Le gouvernement cherche à provoquer une fracture au sein du Genoa Social Forum (GSF), fortement hétérogène et pluriel, ouvrant le dialogue en cherchant opposer les « pacifistes » et les « violents ». Le GSF refuse instauration de « zones rouges » ou « jaunes » et de toute limitation des droits démocratiques. Son objectif affirmé est d’empêcher le déroulement du G8.
Des contrôles policiers sont mis en place aux frontières, assortis de fouilles, de fichages et même de refoulements. Le 18 juillet, une minutieuse perquisition est menée dès 6 heures du matin au stade Carlini où campent les Tute Bianche, par quatre cents policiers accompagnés de quarante blindés, au prétexte de « contrôler les dégâts causés au stade ». Le train réservé par Globalise Resistance a été annulé par la SNCF à la demande des autorités italiennes, avant d’être de nouveau autorisé suite aux pressions des syndicats français.
Les différents appels sont intégralement reproduits, rendant compte de la diversité des sensibilités :
- Le document de présentation du GSF rappelle que le sommet va s’ouvrir « dans un contexte mondial dominé par des profondes inégalités » : 20% de la population mondiale consomme 83% des ressources planétaires, tandis que onze millions d’enfants meurent chaque année de malnutrition et 1,3 milliard de personnes disposent de moins d’un dollar par jour pour vivre.

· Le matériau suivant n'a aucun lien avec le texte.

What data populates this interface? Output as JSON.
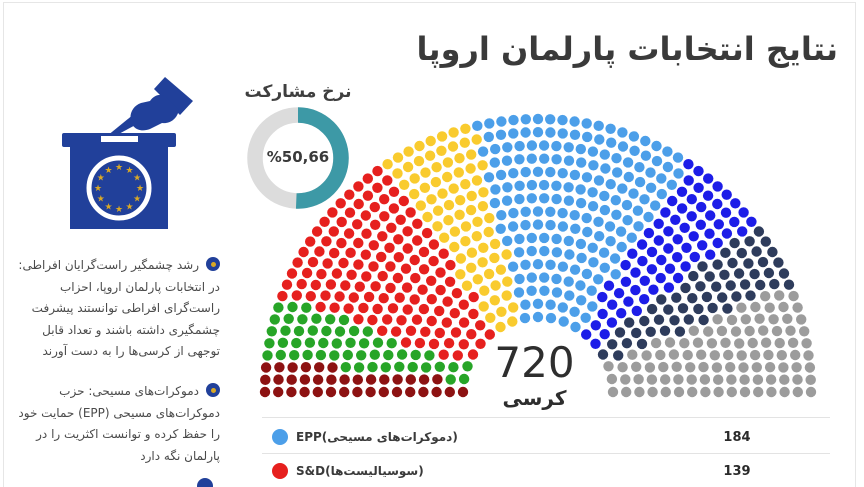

- La Plate-forme du Network contro il G8 réclame « la réforme des organisations et institutions internationales » avec un « contrôle démocratique concret », la « reconnaissance du principe de précaution et des protocoles sur la “biosécurité“ en matière de manipulation génétique et de production des OGM », l’instauration d’une taxe sur les opérations financières, etc, et promet de « bloquer pacifiquement, mais avec détermination » le sommet. « Derrière la mystification propagandiste qui réclame la fin de toutes les idéologies et surtout de toutes les possibilités d’alternatives au système social d’aujourd’hui se cache en réalité une des époques idéologiques les plus totalitaires : le capitalisme. Un monde qui a réduit à la faim des continents entiers, où les guerres sont devenues “humanitaires“, où dans les pays industrialisés aussi, des millions de gens vivent une vie chaque fois plus précaire, où l’on interne dans des “camps de rétention“ des immigrés uniquement coupables d’être immigrés, où l’environnement est détruit et la nourriture empoisonnée. »
- Au contraire, les « Anarchistes contre le G8 » revendiquent leur « présence autonome répétant la nécessité d’une radicalisation des luttes sociales, échappant au scénario déjà écrit par ceux qui veulent dépeindre comme criminel quiconque échappe à la logique de la compatibilité avec les institutions » et affirment que « l’État et le capital ne sont pas réformables. Il est impossible de démocratiser des organismes politiques et économiques (nationaux et transnationaux) qui ont comme unique but l’intensification de l’exploitation du travail et des ressources. »
- La position des Groupes d’affinité est en quelque sorte intermédiaire : « Ce n’est pas simple de trouver une façon de manifester sans tomber dans le piège de la confrontation mais sans renoncer à être ferme et incisif. L’action directe non violente peut être un moyen pour ceux qui ne veulent pas céder mais sans pour autant agresser. »
- Les Tute Bianche préviennent : « Nous, petits sujets rebelles, nous ne nous résignerons pas face aux armées de l’Empire et nous désobéirons à leurs diktats. »
- Signé du pseudonyme collectif littéraire Wu Ming, un texte puissant inscrit ce mouvement dans la tradition des luttes populaires depuis le Moyen Âge : « Sur nos étendards est écrit “dignité“. En son nom, nous combattons quiconque se veut maître des personnes, des champs, des bois et des cours d’eau, gouverne par l’arbitraire, impose l’ordre de l’Empire, réduit les communautés à la misère. Nous sommes les paysans de la Jacquerie. (…) Nous sommes les ciompi de Florence », etc.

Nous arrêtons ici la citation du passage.